Fast forward to the summer of 2010 and a very compelling blog post from Brian Kelly called “When the Axe Man Cometh – The Future of Institutional Web Teams” . This is a great analysis of where high ed web teams may be going (and the source of the title of this blog post). A very telling comment on this post from a former student of mine who is the CIO at a large international company stated – “The reality is that a guy like me can come in and do the job of your team for at least 40% less offshore – with equal quality”. I have not doubt that this is true and given the economic challenges facing higher ed, this will become a viable approach for many.
I would love to know your thoughts on the future of our profession. Questions I have include:
- What will our jobs look like 5 years from now? 10 years from now?
- How do you disaggregate the functions of the web team?
- What functions are most likely to be outsourced?
- Have you ever outsourced work? to a free agent? overseas?
I hope you can join us on November 14th for this important discussion.
Mark-
I think you’re definitely on to something here. I agree that in 5-10 years higher education will look different, but what about 50-100 years?

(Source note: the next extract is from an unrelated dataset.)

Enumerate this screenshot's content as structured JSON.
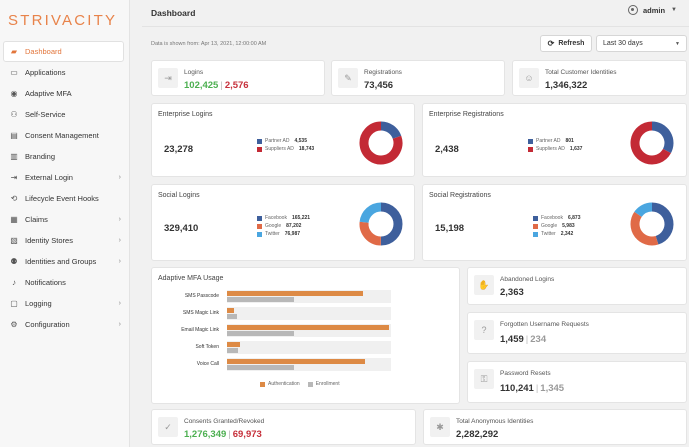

If anything, I see the future changes as just another part of a long cycle.
Traditional institutions of higher education have become a bloated mess, trying to provide everything to everyone. You’re correct in that higher education is an industry ripe for the unbundling of activities. Institutions, in my opinion, will continue to spin off or sell or close down in the face of new competition to compete for students.

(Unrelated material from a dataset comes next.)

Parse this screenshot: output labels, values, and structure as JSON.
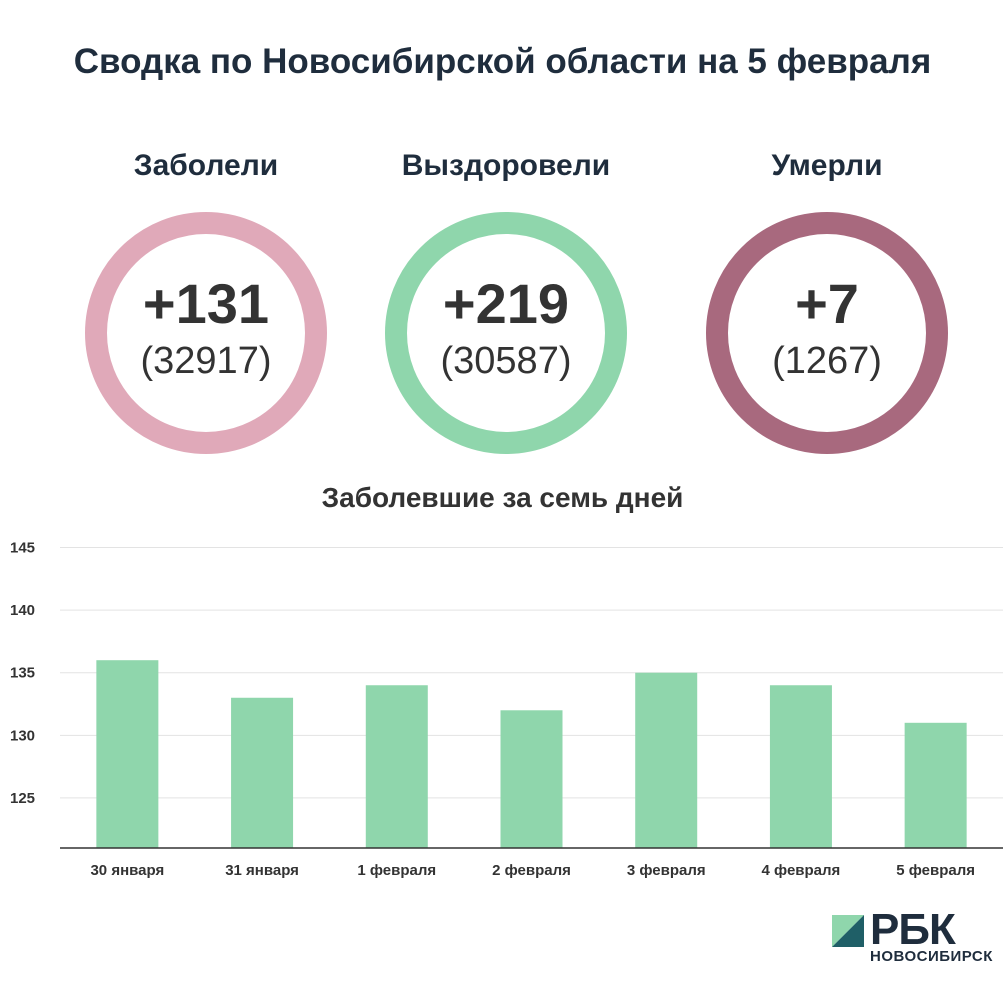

But this trend cannot last forever. There will come a time when specialized institutions cannot provide the scale and scope of traditional universities and someone will come along, cobble programs together, and offer a richer experience. How long that will take, I have no idea.
The future of education is surely linked in some way to the economics of the world. And that is going to change dramatically in the future. It has already begun with the change of power from North to South hemispheres.
By the way, Drucker is definitely a thinker to follow…
Kind regards,
John
Regarding higher education in general, I do believe it is ripe for the felling. So much knowledge is already made available on the Internet
Thanks for the thought-provoking piece. Scary stuff from a knowledge worker perspective, frankly.
Two small errors — there’s a typo in the title (“commeth”), and you misattribute “The World Is Flat” to Tom Peters instead of Thomas Friedman.
Thanks Paul. Errors have been corrected 🙂
Reading this after reading through the ‘governance’ conversation again this morning …
One thing I would caution on is any easy surrender on the “equal quality” assertion re. outsourcing. Agreed, that it would be be no big accomplishment to achieve “equal quality” if the web development activities were ‘unbundled’ from the teaching and research activities and re-aggregated within a single focused workgroup. I think we already can see how that could work at major universities, because it’s been a fairly typical way of approaching the web at small colleges.
I think, though, that the university website in this era is becoming, or should become, a true analogue to the physical campus. Mark, in your comments re. governance, you assert that the university website is more than marketing/communications. I would amplify that; in order to make it all it can be, we need to be able to bring relevant data to key touchpoints, which means breaking the siloed data models of the proprietary systems (Peoplesoft, Blackboard, SAP, etc.) IF web services from all of those enterprise systems becomes available to the web team, then I think we can add tremendous value as a truly strategic asset to the universities we serve.